The local paper had an article last Monday about the Avida program run by Robert Pennock at Michigan State. It's a computer simulation of Darwinian evolution in which organisms, called Avidians, diversify and evolve much as real organisms are believed to do in the natural world. The program is interesting, but, despite the attempts by some to employ it in the battle against Intelligent Design, it's really quite irrelevant to that issue. We wrote about Avida a year ago (see here) and cited a critical piece by Jonathon Wells which makes this point pretty clearly.
Nevertheless, this passage in the article in our paper piqued our interest:
For instance one of [Pennock's] students is trying to show the evolution of sex. In the basic Avida program, organisms reproduce asexually, but the student changed the code to allow simulated sexual reproduction in order to understand the evolutionary advantages.

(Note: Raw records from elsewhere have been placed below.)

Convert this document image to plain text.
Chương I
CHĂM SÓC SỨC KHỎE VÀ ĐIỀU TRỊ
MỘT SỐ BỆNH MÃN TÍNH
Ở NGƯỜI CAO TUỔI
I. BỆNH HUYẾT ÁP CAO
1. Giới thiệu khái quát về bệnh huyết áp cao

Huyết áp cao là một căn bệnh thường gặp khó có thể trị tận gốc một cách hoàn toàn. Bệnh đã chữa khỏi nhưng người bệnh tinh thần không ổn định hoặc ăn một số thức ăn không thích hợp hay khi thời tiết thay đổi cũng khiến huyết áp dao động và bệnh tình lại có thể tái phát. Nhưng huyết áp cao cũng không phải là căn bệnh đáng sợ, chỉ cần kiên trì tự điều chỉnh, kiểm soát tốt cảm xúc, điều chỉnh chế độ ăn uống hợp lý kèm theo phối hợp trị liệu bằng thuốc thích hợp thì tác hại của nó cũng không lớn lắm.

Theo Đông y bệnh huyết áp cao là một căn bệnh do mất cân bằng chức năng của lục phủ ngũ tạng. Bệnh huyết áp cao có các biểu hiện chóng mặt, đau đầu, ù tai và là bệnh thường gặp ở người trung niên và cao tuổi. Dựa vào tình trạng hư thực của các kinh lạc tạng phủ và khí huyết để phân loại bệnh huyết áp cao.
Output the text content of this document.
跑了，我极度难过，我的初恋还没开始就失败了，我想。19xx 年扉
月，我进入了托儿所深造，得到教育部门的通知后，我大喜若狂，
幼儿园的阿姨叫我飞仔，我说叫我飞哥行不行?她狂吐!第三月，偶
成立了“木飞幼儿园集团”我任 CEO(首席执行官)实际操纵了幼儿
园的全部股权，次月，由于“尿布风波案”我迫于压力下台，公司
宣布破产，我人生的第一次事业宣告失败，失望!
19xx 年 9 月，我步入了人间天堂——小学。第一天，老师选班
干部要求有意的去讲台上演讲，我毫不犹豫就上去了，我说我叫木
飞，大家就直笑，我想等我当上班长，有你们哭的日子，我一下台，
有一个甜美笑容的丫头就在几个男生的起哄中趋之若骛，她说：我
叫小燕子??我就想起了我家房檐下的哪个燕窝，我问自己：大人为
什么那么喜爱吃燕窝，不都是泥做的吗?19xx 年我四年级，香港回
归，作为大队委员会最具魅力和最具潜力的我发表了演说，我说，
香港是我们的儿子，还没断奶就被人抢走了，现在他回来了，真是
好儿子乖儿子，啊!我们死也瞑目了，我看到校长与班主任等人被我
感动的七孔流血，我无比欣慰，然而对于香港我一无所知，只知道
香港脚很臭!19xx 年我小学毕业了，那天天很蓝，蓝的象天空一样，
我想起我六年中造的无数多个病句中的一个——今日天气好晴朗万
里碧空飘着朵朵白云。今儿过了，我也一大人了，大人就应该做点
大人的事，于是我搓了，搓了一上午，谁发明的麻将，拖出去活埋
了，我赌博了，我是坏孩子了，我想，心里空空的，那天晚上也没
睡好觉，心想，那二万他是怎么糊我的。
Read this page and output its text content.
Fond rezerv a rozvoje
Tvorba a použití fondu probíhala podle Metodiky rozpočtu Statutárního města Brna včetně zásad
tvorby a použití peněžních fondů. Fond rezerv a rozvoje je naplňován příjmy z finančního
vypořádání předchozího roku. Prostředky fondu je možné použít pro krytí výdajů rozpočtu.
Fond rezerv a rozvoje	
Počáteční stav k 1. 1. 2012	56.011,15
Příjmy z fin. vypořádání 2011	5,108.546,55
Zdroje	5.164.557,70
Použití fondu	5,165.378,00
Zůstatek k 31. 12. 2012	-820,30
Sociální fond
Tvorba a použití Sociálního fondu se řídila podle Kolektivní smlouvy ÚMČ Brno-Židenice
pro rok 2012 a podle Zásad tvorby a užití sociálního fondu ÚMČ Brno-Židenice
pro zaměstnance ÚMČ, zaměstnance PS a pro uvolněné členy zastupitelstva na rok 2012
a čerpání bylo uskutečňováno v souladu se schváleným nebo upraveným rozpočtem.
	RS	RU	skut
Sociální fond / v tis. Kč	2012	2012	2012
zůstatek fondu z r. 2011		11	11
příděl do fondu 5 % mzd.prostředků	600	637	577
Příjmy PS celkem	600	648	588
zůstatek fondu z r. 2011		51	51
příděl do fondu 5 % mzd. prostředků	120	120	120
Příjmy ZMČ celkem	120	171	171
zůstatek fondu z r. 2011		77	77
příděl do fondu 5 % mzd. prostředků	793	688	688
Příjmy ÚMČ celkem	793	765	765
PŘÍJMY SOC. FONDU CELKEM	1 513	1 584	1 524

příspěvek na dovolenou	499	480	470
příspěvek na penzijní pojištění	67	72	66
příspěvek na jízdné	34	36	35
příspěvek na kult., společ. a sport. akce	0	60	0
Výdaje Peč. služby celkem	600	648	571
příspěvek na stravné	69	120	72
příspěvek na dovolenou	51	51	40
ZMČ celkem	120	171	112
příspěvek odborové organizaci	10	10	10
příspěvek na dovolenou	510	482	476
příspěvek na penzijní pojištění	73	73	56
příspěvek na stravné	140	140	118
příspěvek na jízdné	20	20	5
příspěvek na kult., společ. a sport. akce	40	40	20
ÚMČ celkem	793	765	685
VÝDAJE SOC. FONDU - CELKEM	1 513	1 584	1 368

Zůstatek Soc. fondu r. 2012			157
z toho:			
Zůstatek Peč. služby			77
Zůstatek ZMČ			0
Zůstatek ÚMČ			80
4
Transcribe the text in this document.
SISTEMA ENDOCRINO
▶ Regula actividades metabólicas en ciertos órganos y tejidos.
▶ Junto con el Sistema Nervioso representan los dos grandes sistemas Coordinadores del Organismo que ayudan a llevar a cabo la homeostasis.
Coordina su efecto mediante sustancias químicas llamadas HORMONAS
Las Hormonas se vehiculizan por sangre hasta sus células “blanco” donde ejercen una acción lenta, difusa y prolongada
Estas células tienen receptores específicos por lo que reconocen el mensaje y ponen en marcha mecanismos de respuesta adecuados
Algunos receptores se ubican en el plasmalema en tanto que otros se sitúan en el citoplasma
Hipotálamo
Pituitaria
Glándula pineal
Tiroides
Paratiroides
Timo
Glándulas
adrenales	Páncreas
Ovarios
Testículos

While there are many theories on the subject, "everyone agrees we don't have an answer on [how sex evolved]," Pennock said.
Hmmm. Let's see. In order to get the Avidians to switch from asexual to sexual reproduction an intelligent programmer had to intervene and "mutate" the software code to facilitate the switch. From the Avidians' standpoint this looks an awful lot like a miracle, doesn't it? Isn't this confirmation of the sort of thing that IDers have been saying about evolution for the past two decades - that it doesn't happen apart from intelligent input? Just asking.